The Coming Genomics Software Revolution?


July 16, 2013


David Haussler, David Heckerman, David Patterson, and George Varghese


University of California, Microsoft Research


With the cost to sequence a full human genome soon to fall below US$1,000, most people will have their DNA sequenced and stored in a database along with their medical records. The hardware revolution has largely occurred; this session will focus on the software issues that remain. If there were a database of a million or more fully sequenced genomes together with phenotype information such as disease and treatment codes, what software would be necessary to mine it for biological insights that might eventually lead to drug discovery and personalized medicine?

Cancer is a fundamentally genomic disease, and drugs such as Gleevec have shown the effectiveness of combatting the genomic pathways of disease. Could a large genomic database enable progress like this for other cancers, or for diseases other than cancer? What are the medical and systems implications of such a database? Could genomics engender a new software industry?

This session of the 2013 Microsoft Research Faculty Summit looks at the existing TCGA (The Cancer Genome Atlas) database currently consisting of 5,000 cancer genomes and the open algorithmic problems that arise in making use of the data. The presenters describe parallel infrastructure and computing paradigms for genome computation, and new systems issues that must be solved. They discuss issues in scaling genomic inference in the face of confounding factors. The session also explores the challenges that must be solved in order to query a vast genome database interactively in a few seconds.

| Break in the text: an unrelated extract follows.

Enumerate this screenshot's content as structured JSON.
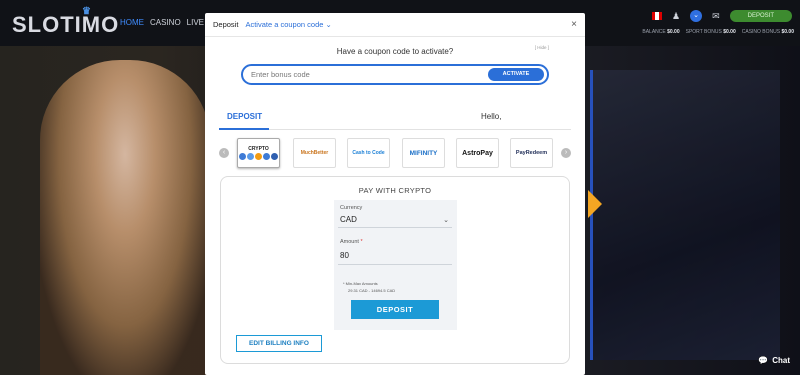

David Haussler, David Heckerman, David Patterson, and George Varghese

David Haussler develops new computer-based algorithms to interpret comparative and high-throughput genomics data to understand gene structure, function, and regulation. As a collaborator on the international Human Genome Project, his team assembled the first human genome sequence and produced the UCSC Genome Browser. His group’s informatics work on cancer genomics provides a complete analysis pipeline from raw DNA reads through the detection and interpretation of mutations and altered gene expression in tumor samples. Recently, he built the CGHub database to hold all cancer genomics data for the National Cancer Institute. Haussler received his Ph.D. in computer science from the University of Colorado at Boulder. He is a member of the National Academy of Sciences and the American Academy of Arts and Sciences. He has won a number of awards, including the 2011 Weldon Memorial prize for application of mathematics and statistics to biology, the 2009 ASHG Curt Stern Award in Human Genetics, and the 2008 Senior Scientist Accomplishment Award from the International Society for Computational Biology.

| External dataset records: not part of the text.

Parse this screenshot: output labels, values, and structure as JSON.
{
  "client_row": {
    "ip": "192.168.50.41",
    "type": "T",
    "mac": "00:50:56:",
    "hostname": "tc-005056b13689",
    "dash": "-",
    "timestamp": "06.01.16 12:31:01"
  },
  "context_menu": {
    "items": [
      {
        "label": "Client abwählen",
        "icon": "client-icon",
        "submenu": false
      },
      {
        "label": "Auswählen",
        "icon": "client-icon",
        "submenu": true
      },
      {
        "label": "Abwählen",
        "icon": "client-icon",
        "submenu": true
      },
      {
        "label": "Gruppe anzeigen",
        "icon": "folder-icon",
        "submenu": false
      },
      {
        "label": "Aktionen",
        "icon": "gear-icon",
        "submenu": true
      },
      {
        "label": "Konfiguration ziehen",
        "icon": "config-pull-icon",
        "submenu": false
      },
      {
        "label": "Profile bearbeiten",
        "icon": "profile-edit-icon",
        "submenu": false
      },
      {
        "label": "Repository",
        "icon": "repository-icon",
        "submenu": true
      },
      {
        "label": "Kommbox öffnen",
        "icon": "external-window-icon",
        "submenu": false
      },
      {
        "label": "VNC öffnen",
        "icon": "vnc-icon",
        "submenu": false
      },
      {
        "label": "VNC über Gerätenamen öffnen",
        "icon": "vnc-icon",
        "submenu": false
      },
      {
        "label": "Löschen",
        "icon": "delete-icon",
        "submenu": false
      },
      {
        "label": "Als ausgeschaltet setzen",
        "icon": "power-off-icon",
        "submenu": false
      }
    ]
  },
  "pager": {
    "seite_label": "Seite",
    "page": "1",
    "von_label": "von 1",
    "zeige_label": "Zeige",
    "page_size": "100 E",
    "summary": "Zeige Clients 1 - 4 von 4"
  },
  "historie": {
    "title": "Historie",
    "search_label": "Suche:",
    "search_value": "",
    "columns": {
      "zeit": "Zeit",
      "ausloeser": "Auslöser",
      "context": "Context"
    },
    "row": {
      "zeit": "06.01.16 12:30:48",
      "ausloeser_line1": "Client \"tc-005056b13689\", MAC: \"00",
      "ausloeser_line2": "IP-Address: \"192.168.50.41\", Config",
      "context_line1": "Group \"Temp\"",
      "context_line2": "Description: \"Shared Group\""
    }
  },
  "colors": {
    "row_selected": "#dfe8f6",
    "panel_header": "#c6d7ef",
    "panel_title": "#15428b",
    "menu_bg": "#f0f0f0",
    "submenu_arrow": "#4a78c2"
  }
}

David Heckerman is Senior Director of eScience and Distinguished Scientist at Microsoft Research. He is known for his work in showing the importance of probability theory in Artificial Intelligence, for developing methods to learn graphical models from data, and for developing machine learning and statistical approaches for biological and medical applications, including the design of a vaccine for HIV and the identification of genetic causes of disease. At Microsoft, he has developed numerous applications including data-mining tools in SQL Server and Commerce Server, the junk-mail filters in Outlook, Exchange, and Hotmail, handwriting recognition in the Tablet PC, text mining software in Sharepoint Portal Server, troubleshooters in Windows, and the Answer Wizard in Office. David received his Ph.D. (1990) and M.D. (1992) from Stanford University, and is an ACM and AAAI Fellow.

David Andrew Patterson is an American computer pioneer and academic who has held the position of professor of Computer Science at the University of California, Berkeley since 1977. Patterson is noted for his pioneering contributions to RISC (reduced instruction set computing) processor design, having coined the term RISC, and by leading the Berkeley RISC project. He is also noted for his research on RAID (redundant array of independent disks). Patterson’s book on computer architecture (co-authored with John L. Hennessy) is widely used in computer science education. Patterson is a Fellow of the American Association for the Advancement of Science.

George Varghese is a researcher in Victor Bahl’s network research group. He obtained his Ph.D in 1992 from MIT, worked from 1993-1999 at Washington University and at UCSD from 1999-2012 as a professor of computer science. He won the ONR Young Investigator Award in 1996, and was elected to be a Fellow of the ACM in 2002. Together with colleagues, he has 16 patents awarded in the general field of Network Algorithmics. Several of the algorithms he helped develop have found their way into commercial systems including Linux (timing wheels), the Cisco GSR (DRR), and Microsoft Windows (IP lookups). His book “Network Algorithmics” was published in December 2004 by Morgan-Kaufman. In May 2004, he co-founded NetSift Inc., where he was the President and CTO. NetSift was acquired by Cisco Systems in 2005. For the 2010-2011 academic year, he was the Distinguished Visitor in the Computer Science department at Stanford University.